Avec un guide ou en autonomie
Les cinq itinéraires présentés ici se parcourent sans accompagnement, le balisage étant fiable sur l'ensemble du territoire. Pour aborder les secteurs les moins fréquentés ou découvrir le parc sous un angle différent, notre page sur les randonnées encadrées détaille les sorties accompagnées proposées sur le territoire, utiles notamment pour une première visite ou une sortie en groupe.
Le vélo, une alternative sur les mêmes chemins
Plusieurs de ces itinéraires se parcourent aussi à vélo, en particulier le chemin des rigoles, dont le tracé plat et rectiligne convient parfaitement au vélo de route comme au VTT familial. La Véloscénie, itinéraire cyclable qui relie Paris au Mont-Saint-Michel, traverse par ailleurs le territoire par la vallée de l'Yvette puis Rambouillet : on peut en parcourir la première étape depuis Paris et revenir en train le même jour, une excursion sans logistique particulière.
Les Vaux de Cernay et le sentier Jean Racine, en revanche, se prêtent moins bien au vélo : le terrain trop accidenté et les escaliers naturels du vallon rendent la marche plus adaptée que le pédalage sur ces deux itinéraires précis.
Erreurs à éviter
- Vouloir enchaîner plusieurs sites le même jour. Chaque itinéraire de cette sélection occupe facilement une demi-journée avec ses temps d'arrêt ; les enchaîner revient à passer son temps sur des routes étroites entre deux parkings.
- Partir tard un week-end de printemps. Les parkings des sites les plus connus, Vaux de Cernay en tête, saturent dès le milieu de la matinée à la belle saison.
- Sous-estimer l'été comme saison de randonnée. La chaleur et le manque de points d'eau rendent les longues marches inconfortables, alors que le printemps et l'automne offrent de meilleures conditions.
- Ignorer le balisage au profit d'une application seule.
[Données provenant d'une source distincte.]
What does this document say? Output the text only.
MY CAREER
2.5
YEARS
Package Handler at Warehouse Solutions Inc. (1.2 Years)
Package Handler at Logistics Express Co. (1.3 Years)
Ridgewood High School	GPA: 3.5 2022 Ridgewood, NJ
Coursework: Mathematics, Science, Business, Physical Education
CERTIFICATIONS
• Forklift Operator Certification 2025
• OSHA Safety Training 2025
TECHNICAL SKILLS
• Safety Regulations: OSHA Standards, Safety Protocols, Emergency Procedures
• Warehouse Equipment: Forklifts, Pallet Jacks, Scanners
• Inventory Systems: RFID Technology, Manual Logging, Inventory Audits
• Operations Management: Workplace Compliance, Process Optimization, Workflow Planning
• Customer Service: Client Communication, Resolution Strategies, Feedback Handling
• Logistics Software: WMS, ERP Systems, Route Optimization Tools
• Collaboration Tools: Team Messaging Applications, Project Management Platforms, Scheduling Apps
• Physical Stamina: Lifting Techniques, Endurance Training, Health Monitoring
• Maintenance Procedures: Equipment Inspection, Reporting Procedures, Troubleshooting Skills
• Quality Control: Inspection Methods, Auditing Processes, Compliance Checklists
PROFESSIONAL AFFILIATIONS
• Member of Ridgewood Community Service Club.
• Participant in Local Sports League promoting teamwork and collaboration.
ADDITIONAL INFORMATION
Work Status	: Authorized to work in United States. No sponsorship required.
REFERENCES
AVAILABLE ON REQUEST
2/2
Le réseau mobile reste faible dans plusieurs vallons encaissés ; savoir lire les marques au sol évite de dépendre entièrement d'un téléphone.
Questions fréquentes
Quel est le plus bel itinéraire de la vallée de Chevreuse ?
Les Vaux de Cernay restent le site le plus spectaculaire, avec ses cascades entre chaos de grès. Le sentier Jean Racine, entre Chevreuse et Port-Royal des Champs, offre en revanche le meilleur équilibre entre paysage et intérêt historique.
Peut-on randonner sans voiture depuis Paris ?
Oui, pour plusieurs itinéraires. Le RER B mène directement à Saint-Rémy-lès-Chevreuse, d'où partent le sentier Jean Racine et une portion du GR 11. Les Vaux de Cernay et le chemin des rigoles demandent en revanche un véhicule.
Combien de temps pour la randonnée la plus courte ?
La montée aux coteaux de l'Yvette, environ une heure et demie aller-retour, est l'itinéraire le plus court de cette sélection et convient bien à une fin de journée ou à une sortie avec de jeunes enfants.
Quelle est la meilleure saison pour randonner dans la vallée ?
Le printemps pour la floraison des pelouses calcaires et le débit d'eau des cascades, l'automne pour les couleurs de la forêt et le brame du cerf en septembre. L'été convient moins bien, la chaleur et le manque d'eau rendant les longues marches inconfortables.
Faut-il un guide pour randonner dans le parc ?
Non, le balisage est fiable sur l'ensemble du territoire et les itinéraires présentés se parcourent en autonomie. Un guide reste utile pour les secteurs les moins fréquentés ou pour une première découverte en groupe.